• What is periodontics?

    It is the branch of dentistry that encompasses the prevention, diagnosis and treatment of gum diseases. These diseases are known generically as periodontal diseases; the most frequent are gingivitis and periodontitis, commonly known as 'pyorrhoea'. Dentists who are specialised in the diagnosis and treatment of these diseases are called periodontists.

    Periodontal diseases

    These are diseases that affect the tissues that surround and support the teeth. They are infectious diseases and affect a significant percentage of the population. They are caused by bacteria that we all have in our mouths, around the teeth, and which, unless they are effectively eradicated, proliferate and may penetrate the gums, where they can no longer be reached by brushing.

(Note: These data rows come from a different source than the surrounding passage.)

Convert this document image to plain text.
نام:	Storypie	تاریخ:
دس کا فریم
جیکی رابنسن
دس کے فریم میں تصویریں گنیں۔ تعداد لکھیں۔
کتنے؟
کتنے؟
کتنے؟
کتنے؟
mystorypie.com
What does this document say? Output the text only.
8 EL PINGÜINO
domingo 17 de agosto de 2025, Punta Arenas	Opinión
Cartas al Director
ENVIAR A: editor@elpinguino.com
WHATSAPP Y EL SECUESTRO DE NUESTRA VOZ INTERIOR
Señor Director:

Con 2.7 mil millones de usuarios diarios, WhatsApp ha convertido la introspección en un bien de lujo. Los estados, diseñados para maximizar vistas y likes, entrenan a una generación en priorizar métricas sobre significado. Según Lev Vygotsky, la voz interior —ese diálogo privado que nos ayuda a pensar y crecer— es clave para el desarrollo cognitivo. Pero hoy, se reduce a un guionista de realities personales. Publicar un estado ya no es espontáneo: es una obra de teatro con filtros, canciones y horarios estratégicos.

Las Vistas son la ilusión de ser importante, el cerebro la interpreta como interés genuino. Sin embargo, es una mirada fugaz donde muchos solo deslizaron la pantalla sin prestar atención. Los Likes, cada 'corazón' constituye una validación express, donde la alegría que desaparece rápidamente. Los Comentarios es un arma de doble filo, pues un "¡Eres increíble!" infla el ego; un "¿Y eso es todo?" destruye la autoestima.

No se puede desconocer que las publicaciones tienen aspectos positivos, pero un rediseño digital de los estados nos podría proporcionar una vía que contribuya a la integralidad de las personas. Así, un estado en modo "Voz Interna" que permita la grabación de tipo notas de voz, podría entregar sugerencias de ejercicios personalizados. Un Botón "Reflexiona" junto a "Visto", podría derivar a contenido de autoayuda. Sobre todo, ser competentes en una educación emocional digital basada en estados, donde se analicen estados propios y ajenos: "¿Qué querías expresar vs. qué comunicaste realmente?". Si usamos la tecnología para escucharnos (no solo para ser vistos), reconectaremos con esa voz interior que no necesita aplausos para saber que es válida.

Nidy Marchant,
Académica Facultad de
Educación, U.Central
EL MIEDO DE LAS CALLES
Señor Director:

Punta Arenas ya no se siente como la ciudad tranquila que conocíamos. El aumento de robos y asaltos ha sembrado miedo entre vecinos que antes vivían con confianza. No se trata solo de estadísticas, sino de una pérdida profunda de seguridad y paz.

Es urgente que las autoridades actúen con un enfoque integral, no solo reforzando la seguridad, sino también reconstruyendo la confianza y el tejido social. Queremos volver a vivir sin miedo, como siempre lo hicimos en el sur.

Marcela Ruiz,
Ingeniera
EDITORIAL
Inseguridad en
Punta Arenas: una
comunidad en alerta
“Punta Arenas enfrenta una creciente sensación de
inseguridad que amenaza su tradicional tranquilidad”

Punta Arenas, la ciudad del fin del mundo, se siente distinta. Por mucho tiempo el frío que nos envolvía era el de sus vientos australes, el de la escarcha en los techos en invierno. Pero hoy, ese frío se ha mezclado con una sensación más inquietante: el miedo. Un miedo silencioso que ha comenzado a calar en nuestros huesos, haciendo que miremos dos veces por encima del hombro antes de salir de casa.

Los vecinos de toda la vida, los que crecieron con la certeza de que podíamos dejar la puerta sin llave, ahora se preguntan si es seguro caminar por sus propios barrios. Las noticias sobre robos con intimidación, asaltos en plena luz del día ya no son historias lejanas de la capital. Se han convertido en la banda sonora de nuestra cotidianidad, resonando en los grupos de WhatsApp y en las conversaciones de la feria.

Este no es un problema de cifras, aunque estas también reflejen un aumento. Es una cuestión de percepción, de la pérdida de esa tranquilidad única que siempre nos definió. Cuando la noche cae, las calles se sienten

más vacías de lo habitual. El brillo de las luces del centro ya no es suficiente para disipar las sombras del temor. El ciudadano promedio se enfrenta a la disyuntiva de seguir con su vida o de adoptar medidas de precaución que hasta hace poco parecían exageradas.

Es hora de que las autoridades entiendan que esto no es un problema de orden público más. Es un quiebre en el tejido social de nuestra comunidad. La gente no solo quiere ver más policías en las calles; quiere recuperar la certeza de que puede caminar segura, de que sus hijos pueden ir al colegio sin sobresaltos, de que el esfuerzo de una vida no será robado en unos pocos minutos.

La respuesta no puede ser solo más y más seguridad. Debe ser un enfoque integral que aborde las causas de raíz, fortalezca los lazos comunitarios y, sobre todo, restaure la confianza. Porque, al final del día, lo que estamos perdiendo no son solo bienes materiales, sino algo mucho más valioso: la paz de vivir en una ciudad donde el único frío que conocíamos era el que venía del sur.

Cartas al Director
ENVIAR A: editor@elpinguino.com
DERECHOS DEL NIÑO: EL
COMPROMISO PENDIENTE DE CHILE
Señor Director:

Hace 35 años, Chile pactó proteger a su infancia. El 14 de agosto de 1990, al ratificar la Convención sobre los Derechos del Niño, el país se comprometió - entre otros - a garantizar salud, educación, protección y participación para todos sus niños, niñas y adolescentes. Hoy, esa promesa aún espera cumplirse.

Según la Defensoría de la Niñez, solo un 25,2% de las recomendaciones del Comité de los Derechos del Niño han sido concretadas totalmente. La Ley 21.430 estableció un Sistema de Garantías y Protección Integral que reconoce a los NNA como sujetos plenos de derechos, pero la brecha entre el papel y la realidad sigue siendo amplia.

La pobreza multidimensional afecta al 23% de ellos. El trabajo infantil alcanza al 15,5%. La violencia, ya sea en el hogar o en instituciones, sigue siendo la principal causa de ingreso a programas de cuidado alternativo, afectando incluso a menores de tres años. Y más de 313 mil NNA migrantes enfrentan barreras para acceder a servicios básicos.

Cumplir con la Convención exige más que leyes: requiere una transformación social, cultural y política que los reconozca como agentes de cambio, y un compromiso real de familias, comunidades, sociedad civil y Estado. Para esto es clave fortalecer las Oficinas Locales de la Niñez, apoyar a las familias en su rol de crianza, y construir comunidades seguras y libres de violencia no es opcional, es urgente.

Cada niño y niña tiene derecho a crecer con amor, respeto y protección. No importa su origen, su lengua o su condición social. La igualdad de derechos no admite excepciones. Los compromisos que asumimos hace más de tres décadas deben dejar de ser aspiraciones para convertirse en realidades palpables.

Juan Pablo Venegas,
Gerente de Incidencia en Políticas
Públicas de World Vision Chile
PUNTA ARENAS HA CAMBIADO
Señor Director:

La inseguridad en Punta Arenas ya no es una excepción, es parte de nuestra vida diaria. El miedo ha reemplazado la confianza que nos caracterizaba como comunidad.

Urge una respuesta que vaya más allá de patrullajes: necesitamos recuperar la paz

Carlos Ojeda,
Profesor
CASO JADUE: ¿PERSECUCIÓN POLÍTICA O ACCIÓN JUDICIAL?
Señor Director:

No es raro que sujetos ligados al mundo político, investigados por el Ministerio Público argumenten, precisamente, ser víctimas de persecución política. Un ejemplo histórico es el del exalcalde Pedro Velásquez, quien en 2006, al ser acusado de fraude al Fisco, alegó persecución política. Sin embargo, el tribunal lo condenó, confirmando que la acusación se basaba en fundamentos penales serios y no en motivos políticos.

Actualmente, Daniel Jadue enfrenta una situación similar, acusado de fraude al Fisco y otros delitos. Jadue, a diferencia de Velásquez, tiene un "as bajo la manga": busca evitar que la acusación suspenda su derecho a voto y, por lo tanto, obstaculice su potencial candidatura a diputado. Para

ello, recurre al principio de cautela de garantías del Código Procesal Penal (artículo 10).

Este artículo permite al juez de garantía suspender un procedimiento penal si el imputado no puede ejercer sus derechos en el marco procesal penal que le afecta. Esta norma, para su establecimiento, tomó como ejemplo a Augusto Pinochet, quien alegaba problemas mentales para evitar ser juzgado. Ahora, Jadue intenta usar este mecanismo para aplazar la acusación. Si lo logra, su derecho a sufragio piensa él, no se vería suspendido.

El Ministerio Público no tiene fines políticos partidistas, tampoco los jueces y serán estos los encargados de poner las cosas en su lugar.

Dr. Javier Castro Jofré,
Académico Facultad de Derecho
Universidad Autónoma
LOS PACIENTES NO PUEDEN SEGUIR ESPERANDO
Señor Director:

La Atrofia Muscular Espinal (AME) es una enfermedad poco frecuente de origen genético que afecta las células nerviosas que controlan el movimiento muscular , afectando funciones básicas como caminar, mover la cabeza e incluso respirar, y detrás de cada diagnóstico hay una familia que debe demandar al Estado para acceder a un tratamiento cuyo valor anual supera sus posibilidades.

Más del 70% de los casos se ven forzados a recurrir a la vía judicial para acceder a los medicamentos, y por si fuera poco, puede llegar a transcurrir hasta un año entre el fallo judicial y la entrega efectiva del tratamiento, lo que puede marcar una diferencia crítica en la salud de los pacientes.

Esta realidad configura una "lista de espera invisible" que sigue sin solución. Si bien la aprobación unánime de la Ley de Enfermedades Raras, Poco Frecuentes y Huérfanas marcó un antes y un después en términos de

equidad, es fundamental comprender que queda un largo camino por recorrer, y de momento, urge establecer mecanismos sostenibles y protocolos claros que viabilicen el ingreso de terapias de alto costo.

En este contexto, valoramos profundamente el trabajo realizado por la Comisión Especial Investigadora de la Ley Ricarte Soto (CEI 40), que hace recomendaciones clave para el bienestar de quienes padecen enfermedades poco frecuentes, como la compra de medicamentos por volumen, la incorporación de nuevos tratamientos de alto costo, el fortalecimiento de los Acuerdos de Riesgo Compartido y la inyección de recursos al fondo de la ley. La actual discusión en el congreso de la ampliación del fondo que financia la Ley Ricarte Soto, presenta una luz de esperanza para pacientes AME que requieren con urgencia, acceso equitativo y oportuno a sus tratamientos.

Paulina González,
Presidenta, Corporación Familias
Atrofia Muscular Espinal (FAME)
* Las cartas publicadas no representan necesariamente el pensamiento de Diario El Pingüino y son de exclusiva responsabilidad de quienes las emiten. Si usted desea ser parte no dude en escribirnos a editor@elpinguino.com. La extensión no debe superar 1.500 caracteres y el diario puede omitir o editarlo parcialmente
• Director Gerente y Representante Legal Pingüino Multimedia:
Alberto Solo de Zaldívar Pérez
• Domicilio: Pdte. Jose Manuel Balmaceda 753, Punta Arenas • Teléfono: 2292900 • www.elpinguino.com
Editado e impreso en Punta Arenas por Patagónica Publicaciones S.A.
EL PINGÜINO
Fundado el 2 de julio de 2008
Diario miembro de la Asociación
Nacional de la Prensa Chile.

They cause painless destruction of bone tissue around the tooth, ultimately leading to loss of teeth if the condition is not treated in time. A genetic susceptibility to this disease has been proven, together with a series of factors that influence its progression: smoking, stress, poorly controlled diabetes, pregnancy, certain medications?

    Signs and symptoms of periodontal disease

    Many people are not aware that they have gum problems because these conditions are painless, except in the very advanced stages when they start to lose teeth. It is important to care for our mouth and see a periodontist if we detect any of the following:

    · Reddened gums
    · Gum bleeding
    · Bad taste in the mouth
    · Inflamed gums
    · Sensation of lengthened teeth
    · Gum discomfort
    · Receding gums
    · Halitosis
    · Tooth mobility (loose teeth)
    · Sensitivity to cold



    Once gingivitis or periodontitis has been diagnosed by clinical and X-ray examination, it can be cured by applying a meticulous periodontal treatment. The goal is to eliminate the bacteria that have accumulated inside the gums. This will require mechanical disinfection with manual or ultrasonic instruments. The treatment is not painful because it can be done with local anaesthesia.

    Once the periodontal disease has been treated, there is only one way to prevent it from coming back: continue with a preventive treatment called periodontal maintenance, which consists of regular visits (normally twice a year) to remove dental plaque and tartar and inspect the gum and supporting bone.

    What you need to know about periodontitis or 'pyorrhoea'

    - It is not part of the natural ageing process and therefore is not unavoidable.
    - It can be contagious for susceptible people and it is hereditary.
    - Mouth rinsing and toothpastes are not enough to cure periodontitis, nor is careful brushing or using an oral irrigator.
    - It can be cured but it is unlikely that lost bone will be restored, so it is vital to detect it as early as possible.
    - Treatment at an early stage is always less complex and simpler and more predictable.

    When you have already lost a tooth

    When the disease is detected in very advanced stages, some or all of the teeth may be lost. In such cases, the possibility of replacing lost teeth with dental implants is considered. This is a highly predictable technique that provides an excellent functional and aesthetic result in most cases.